Here's a Canadian-accented David Seymour arguing against funding public transport on behalf of Atlas Network partner & climate change denialists, Frontier Centre for Public Policy. https://t.co/w7pzpwkzeD pic.twitter.com/o0bNDbVbO9
— Nick (@StrayDogNZ) February 26, 2024
This isn’t new for Seymour. Back in January 2023, his campaign launch was an excercise in negative campaigning, using Māori and beneficiaries as political punching bags. Some journalists called it “disruption and division,” and they weren’t wrong. Seymour denied he was race-baiting, but his rhetoric, painting co-governance as undemocratic, deepened mistrust.
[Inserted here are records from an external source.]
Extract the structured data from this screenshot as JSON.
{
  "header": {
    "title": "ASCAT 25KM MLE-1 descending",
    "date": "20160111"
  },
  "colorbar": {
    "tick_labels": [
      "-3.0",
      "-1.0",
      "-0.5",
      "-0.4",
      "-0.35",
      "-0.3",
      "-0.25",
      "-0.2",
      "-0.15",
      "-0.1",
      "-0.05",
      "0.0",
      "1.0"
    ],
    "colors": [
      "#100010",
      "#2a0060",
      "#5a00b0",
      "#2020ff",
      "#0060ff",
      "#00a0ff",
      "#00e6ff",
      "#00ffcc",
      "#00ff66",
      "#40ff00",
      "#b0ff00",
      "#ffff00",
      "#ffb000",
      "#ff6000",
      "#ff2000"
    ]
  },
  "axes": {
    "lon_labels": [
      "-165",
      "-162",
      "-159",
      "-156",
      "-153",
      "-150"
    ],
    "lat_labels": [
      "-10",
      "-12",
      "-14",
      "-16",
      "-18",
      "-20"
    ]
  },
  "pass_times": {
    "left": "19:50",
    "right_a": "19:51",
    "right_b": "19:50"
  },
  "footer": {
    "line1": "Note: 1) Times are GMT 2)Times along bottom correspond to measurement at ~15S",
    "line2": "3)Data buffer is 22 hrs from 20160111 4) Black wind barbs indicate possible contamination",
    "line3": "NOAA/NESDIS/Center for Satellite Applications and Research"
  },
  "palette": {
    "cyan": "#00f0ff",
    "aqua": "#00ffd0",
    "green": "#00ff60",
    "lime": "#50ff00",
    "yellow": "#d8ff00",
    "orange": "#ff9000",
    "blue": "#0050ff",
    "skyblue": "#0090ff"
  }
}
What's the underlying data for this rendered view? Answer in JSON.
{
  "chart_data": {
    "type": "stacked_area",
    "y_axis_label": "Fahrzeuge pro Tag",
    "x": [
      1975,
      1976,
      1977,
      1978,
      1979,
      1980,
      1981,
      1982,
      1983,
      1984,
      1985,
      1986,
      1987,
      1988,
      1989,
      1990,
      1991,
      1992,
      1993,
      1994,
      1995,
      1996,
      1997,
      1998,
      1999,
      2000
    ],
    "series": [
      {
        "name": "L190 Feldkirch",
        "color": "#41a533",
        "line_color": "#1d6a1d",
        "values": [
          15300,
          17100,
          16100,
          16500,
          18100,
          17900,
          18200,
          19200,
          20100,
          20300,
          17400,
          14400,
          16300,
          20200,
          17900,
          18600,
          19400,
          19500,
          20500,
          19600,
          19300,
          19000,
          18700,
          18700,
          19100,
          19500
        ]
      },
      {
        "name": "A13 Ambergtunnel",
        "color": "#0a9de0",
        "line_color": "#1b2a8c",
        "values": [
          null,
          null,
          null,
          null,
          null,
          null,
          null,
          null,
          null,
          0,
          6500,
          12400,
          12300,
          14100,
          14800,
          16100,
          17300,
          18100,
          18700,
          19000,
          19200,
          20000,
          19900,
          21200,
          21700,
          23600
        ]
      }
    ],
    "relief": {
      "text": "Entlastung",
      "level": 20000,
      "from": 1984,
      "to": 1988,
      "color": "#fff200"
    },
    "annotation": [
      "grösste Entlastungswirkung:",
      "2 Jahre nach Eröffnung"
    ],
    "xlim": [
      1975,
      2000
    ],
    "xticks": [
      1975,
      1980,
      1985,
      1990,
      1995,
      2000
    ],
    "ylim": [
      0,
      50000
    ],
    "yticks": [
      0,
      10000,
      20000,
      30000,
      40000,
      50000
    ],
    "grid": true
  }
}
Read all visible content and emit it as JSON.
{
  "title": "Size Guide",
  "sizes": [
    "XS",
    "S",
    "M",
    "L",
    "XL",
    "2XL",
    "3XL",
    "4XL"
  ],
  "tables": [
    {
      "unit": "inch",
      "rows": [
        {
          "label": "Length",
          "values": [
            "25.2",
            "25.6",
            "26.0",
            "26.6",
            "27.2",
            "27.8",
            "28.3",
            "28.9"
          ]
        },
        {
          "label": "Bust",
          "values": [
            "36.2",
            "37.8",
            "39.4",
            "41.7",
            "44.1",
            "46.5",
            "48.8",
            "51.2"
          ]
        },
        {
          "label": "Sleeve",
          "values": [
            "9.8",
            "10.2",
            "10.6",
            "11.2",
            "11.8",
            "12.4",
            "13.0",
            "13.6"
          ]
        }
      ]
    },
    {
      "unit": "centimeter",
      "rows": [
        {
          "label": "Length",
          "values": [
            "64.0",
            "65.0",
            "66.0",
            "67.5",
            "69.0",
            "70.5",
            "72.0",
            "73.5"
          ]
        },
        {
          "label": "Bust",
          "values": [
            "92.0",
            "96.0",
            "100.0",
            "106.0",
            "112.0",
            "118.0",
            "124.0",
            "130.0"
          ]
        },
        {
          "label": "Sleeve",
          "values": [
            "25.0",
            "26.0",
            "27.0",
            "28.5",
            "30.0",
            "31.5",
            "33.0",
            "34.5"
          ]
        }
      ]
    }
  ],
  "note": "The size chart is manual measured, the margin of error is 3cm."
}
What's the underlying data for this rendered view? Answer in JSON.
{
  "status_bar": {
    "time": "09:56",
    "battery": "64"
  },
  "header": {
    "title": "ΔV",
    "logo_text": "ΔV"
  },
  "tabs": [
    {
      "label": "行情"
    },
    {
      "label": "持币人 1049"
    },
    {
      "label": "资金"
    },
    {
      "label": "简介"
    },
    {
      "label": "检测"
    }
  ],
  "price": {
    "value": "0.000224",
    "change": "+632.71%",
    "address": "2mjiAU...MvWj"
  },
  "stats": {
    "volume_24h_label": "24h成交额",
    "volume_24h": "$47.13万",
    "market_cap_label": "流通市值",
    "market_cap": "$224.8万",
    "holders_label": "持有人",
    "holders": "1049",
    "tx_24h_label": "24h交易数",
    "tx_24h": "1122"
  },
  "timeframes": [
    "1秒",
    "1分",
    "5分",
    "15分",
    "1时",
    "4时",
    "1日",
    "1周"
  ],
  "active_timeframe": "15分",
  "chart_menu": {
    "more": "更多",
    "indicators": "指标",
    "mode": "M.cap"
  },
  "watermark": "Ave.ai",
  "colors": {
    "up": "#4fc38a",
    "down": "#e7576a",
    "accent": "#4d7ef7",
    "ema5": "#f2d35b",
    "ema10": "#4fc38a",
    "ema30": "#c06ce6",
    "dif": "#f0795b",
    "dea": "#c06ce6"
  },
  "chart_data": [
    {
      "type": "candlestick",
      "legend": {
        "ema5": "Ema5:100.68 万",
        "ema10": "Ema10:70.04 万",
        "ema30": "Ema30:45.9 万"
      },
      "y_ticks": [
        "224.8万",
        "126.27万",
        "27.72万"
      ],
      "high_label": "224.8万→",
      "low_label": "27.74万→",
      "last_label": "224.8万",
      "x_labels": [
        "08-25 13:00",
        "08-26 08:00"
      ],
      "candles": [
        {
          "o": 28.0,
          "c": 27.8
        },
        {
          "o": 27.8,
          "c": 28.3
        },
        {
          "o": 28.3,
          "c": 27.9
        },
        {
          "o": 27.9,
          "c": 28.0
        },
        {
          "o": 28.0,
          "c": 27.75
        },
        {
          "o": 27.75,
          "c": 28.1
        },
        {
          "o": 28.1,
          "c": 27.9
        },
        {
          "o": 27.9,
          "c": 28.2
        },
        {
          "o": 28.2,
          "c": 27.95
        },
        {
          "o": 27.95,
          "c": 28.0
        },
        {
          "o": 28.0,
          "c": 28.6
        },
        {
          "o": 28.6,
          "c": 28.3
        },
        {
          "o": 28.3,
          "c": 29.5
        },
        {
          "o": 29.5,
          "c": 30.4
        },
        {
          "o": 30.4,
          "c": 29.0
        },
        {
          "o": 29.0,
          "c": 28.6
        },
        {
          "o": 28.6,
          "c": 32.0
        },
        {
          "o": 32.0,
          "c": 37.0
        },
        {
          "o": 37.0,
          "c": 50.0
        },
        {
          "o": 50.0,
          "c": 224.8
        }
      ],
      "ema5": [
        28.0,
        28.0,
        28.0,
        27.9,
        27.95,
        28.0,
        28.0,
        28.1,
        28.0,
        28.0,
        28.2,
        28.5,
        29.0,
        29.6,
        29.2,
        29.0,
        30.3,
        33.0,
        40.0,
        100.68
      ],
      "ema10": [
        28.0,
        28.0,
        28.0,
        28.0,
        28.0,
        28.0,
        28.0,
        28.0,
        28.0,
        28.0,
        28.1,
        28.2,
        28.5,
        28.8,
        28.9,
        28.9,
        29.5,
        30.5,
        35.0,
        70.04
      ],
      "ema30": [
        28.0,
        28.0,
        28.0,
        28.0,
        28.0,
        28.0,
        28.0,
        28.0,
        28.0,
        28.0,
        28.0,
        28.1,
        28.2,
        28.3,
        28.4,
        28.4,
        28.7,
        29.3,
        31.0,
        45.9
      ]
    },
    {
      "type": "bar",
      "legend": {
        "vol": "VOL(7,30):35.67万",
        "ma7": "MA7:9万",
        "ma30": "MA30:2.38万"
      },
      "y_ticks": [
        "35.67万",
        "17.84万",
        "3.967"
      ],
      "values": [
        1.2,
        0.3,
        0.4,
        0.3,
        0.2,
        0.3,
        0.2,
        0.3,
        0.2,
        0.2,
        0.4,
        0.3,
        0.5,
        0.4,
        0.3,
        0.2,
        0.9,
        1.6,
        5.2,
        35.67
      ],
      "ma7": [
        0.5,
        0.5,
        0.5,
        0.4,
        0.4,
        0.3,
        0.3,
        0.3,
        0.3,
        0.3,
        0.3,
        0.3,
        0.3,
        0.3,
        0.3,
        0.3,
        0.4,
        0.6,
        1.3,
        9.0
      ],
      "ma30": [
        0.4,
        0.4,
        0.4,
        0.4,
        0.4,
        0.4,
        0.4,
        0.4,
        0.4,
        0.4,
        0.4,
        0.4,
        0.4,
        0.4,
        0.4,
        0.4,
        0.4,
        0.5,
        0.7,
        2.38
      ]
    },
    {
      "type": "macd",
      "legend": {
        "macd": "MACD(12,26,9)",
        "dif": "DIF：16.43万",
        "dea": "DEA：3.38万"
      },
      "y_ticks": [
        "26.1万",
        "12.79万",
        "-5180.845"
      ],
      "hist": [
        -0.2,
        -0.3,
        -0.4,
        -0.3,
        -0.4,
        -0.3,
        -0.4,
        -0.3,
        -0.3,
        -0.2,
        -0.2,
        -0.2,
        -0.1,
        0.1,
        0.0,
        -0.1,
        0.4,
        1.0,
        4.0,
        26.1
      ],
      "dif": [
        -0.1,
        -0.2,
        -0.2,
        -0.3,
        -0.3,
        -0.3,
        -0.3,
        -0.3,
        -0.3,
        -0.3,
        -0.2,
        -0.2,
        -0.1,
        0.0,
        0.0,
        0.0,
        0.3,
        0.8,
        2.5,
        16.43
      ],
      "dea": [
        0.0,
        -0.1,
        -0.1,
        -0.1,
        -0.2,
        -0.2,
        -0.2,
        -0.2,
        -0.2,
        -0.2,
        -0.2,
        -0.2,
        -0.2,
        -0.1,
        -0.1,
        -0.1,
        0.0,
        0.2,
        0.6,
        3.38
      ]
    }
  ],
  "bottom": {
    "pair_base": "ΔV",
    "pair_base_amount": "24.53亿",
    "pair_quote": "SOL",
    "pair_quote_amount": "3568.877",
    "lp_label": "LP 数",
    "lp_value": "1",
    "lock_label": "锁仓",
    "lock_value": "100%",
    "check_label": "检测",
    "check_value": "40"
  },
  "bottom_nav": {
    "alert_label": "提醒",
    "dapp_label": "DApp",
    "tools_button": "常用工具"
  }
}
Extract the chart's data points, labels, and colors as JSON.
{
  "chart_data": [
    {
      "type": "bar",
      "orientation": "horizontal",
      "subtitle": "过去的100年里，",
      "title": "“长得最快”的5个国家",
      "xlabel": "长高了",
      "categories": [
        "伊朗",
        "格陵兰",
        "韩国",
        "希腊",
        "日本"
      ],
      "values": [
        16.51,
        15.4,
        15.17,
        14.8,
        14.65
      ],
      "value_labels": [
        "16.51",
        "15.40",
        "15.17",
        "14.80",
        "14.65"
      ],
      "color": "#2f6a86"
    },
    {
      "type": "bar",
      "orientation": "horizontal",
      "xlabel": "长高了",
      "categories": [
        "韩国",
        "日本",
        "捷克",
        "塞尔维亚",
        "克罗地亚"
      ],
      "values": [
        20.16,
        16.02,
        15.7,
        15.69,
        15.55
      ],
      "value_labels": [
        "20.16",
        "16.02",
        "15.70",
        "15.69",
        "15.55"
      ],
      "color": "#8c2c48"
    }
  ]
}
The Mata documentary pulls no punches, exposing a “culture of fear” within ACT and allegations of sexism and whistleblower suppression. Seymour’s authoritarian streak, masked by his libertarian posturing, is a warning sign. He knows his policies could fracture New Zealand, potentially to the point of violence, yet he persists, gambling with our social fabric for his political gain. This isn’t leadership; it’s political opportunism that could destroy our country.
New Zealand deserves better. We need leaders who bridge divides, not widen them. Seymour’s gamble with civil unrest isn’t just a policy misstep, it’s an unacceptable moral failure. Voters should reject his divisive playbook and demand policies that unite us, not ones that risks tearing us apart.